PACE s17 • Entry without warrant

WASPS police meaning

Powers of entry without warrant — PACE s17. A quick, source-backed reference for the UK policing mnemonic WASPS.

Short answer

The grounds on which a constable may enter and search premises without a warrant under PACE s17 — commonly taught alongside arrest powers since entry is usually to effect an arrest.

Legal anchor: PACE 1984 s17(1)

WASPS
PACE 1984 s17(1)
WWarrant — enter to execute a warrant of arrest or commitment (criminal proceedings)
AArrest for an indictable offence
SSpecified offences — arrest for certain specified offences
PPersons at large — recapture a person unlawfully at large
SSave life and limb / protect property from serious damage

When officers use it

The grounds on which a constable may enter and search premises without a warrant under PACE s17 — commonly taught alongside arrest powers since entry is usually to effect an arrest.

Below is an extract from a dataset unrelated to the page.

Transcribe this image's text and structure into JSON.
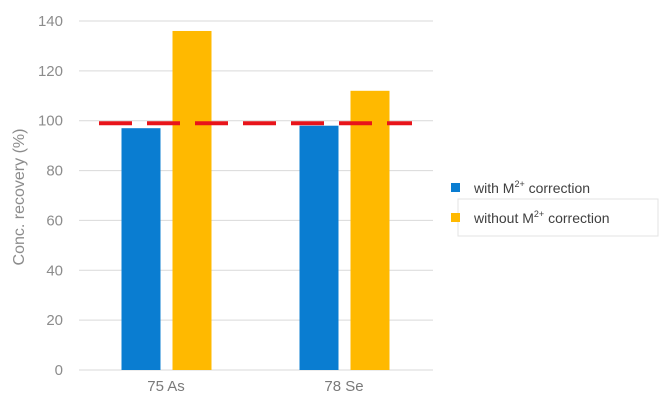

Practical point: the mnemonic is a memory aid, not the test. Decisions still turn on the live facts and the underlying law (PACE 1984 s17(1)) — record your rationale, not just the letters.

Variants and spellings

The Surrey quick guide lists the letters W-A-S-P-S under 'Section 17 PACE' without printing the name 'WASPS'; the name is the common training usage.

Why Section includes this

Section is a fast UK police reference app for officers and student officers: offences, points to prove, PACE powers and the standard mnemonics in one offline place. Every entry in the app — including this one — was verified against the sources listed below.

What does WASPS stand for?

W = Warrant, A = Arrest for an indictable offence, S = Specified offences, P = Persons at large, S = Save life and limb / protect property from serious damage.

Is WASPS a law?

No — it is a memory aid used in UK police training. The underlying framework is PACE 1984 s17(1).

Are there variants of WASPS?

The Surrey quick guide lists the letters W-A-S-P-S under 'Section 17 PACE' without printing the name 'WASPS'; the name is the common training usage.